Daily Management Review

China Green Signal to Shell - BG $70 Billion Deal


12/14/2015




China Green Signal to Shell - BG $70 Billion Deal
Royal Dutch Shell received the green light from China on Monday to finally complete its takeover by crossing the last hurdle in its takeover of BG Group.
 
Now the last hurdle for the completion of deal, expected to be completed in early 2016, is the ratification from the shareholders through a voting process.
 
With a focus on the Brazil's rapidly-developing sub-salt oil basin, the merger of the two companies would transform Shell into the world's top liquefied natural gas (LNG) trader and a major offshore oil producer. The Brazil's sub-salt oil basin would enable the company to present competition to Exxon Mobil's position as the world’s biggest international oil company.
 
Mandatory and unconditional approvals for the $70 billion deal – tipped to be the biggest in the sector in over a decade, had already been obtained from Australia, Brazil and the European Union.
 
The news of the approval helped increase Shell share value by 2%.
 
There were reports last month that the Chinese Ministry of Commerce had pressurized Shell to get into long-term LNG supply contracts with the country as the largest energy consumer of the world faces a large surfeit over the next five years.
 
Shell has had to battle a slump in oil prices and investor concerns over the financial merits of the deal in the face of an extended period of weak energy prices, ever since the announcement of the deal on April 8 this year at a time when the oil was at around $55 a barrel.

Shell - the Anglo-Dutch company slashed the combined group's planned investment program in order to create a "more resilient and competitive" business.
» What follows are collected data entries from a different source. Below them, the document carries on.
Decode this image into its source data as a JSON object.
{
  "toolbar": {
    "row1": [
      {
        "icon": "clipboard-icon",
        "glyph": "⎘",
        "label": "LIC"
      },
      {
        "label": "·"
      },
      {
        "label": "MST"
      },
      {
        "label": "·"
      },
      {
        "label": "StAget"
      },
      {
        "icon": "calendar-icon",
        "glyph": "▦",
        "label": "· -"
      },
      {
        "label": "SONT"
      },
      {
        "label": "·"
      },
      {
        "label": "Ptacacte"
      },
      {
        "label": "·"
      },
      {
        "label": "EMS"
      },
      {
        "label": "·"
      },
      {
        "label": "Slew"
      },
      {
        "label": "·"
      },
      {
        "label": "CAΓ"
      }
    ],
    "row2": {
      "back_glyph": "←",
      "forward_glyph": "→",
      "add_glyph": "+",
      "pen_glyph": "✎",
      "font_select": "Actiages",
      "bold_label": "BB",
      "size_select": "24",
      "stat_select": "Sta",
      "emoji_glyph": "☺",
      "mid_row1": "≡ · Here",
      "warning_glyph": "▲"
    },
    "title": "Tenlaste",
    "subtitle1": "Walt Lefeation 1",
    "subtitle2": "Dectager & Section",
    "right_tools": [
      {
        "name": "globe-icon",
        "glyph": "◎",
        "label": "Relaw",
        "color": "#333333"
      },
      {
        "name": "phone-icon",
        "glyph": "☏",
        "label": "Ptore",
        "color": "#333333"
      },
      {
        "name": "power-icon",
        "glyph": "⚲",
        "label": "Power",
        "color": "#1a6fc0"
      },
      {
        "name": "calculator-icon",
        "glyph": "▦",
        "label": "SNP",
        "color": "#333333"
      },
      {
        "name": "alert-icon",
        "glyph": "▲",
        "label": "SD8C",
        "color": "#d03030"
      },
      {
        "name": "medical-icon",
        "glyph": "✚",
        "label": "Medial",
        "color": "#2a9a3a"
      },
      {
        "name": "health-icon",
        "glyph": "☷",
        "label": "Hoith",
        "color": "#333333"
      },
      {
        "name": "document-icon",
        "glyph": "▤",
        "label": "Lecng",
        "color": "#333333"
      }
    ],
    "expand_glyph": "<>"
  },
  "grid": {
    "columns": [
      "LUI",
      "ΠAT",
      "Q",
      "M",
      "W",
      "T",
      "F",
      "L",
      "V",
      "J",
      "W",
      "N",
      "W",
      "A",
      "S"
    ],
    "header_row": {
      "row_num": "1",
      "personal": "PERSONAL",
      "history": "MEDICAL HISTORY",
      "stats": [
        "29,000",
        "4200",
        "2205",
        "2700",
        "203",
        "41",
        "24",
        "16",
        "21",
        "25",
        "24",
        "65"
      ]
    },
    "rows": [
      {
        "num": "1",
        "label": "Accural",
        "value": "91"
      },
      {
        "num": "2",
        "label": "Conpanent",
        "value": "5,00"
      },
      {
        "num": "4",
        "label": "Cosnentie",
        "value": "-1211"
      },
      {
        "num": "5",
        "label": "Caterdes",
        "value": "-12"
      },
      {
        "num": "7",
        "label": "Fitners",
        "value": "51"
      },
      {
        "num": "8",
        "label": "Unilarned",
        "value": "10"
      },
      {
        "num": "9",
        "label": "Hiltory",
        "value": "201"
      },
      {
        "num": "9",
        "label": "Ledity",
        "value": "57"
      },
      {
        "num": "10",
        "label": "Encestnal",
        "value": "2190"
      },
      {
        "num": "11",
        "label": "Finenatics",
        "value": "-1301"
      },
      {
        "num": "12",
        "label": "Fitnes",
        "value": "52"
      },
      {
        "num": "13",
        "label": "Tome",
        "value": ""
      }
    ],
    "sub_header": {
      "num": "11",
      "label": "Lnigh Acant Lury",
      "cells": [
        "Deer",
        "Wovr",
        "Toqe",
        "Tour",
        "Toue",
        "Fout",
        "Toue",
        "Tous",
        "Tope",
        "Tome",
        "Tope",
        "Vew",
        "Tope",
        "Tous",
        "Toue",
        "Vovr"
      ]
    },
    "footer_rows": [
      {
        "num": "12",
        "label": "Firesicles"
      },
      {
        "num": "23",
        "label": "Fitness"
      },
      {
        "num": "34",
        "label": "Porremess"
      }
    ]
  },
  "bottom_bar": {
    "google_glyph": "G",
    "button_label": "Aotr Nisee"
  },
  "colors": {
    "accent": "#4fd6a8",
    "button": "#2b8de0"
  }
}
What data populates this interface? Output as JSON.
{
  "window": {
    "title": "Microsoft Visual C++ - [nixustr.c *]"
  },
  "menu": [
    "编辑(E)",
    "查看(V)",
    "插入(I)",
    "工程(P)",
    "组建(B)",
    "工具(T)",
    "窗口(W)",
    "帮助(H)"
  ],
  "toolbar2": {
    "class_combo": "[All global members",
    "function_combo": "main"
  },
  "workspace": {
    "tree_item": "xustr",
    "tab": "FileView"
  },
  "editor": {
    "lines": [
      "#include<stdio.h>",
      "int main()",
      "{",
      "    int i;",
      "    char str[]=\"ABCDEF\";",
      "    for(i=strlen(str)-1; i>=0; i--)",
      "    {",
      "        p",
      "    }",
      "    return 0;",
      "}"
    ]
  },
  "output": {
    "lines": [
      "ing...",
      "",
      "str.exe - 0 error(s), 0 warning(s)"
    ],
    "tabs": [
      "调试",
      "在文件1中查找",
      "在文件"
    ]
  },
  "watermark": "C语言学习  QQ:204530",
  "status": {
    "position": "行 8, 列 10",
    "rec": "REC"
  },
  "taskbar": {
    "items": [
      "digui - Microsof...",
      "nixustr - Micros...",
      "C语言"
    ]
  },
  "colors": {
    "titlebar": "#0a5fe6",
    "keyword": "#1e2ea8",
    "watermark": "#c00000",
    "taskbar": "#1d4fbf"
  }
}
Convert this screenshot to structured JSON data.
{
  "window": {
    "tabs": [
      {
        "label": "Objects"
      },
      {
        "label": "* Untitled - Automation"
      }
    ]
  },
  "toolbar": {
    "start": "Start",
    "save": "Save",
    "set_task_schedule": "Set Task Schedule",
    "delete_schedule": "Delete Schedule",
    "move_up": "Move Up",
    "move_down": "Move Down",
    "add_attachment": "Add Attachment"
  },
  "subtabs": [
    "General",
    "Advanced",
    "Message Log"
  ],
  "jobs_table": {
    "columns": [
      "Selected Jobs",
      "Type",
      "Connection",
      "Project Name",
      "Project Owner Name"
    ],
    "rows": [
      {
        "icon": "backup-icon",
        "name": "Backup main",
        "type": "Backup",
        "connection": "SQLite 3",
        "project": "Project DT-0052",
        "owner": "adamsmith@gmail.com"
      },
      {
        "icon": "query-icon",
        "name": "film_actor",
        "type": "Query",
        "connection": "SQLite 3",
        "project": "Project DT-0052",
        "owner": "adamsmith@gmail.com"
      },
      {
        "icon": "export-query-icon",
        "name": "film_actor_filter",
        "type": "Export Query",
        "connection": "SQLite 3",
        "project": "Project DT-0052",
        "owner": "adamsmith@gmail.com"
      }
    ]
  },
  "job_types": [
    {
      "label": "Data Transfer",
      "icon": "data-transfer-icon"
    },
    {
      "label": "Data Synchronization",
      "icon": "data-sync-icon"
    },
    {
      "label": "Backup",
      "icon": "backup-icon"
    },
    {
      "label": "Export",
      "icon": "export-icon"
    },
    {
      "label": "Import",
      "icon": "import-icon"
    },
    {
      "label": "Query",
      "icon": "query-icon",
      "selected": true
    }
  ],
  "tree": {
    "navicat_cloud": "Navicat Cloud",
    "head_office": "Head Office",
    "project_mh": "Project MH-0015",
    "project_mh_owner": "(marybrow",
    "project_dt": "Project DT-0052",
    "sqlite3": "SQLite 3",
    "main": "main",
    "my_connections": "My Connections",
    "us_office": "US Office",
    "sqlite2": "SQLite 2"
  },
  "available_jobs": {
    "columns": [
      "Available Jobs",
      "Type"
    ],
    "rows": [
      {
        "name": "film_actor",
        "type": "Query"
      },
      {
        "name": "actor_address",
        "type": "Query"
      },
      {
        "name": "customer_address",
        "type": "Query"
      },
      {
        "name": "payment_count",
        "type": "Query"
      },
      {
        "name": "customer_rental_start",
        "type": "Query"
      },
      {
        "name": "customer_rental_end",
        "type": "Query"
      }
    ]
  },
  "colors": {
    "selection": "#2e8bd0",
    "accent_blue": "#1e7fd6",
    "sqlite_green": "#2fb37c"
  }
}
The company also plans to make a consolidated cost savings of $3.5 billion. It also announced plans for $30 billion in asset disposals to pay for the acquisition while maintaining the cherished dividend.
 
Shell and BG turn their focus to shareholders and will publish within weeks a prospectus containing information on the deal and the change in the share structure after having completed all of the approvals from the various countries associated with the deal. The dates when the deal would be finally put to vote during the general shareholder meeting would also be announced soon.  
 
"We will now seek approval from both sets of shareholders as we move toward deal completion in early 2016," Shell CEO Ben van Beurden said, according to the company statement.
 
BG's small and relatively nimble operations are expected to be difficult to be merged with Shell's much larger structure even as the integration of the two companies has been planned by a joint committee in recent months.
 
There could be lob losses as more than 5,000 jobs at BG would tend to overlap with Shell's nearly 100,000-strong work force after the completion of the deal.
 
The deal would also create the largest public sector company of Britain has been under scrutiny as experts have questioned about the justification of Shell’s decision to go ahead with the acquisition with oil prices remaining so suppressed.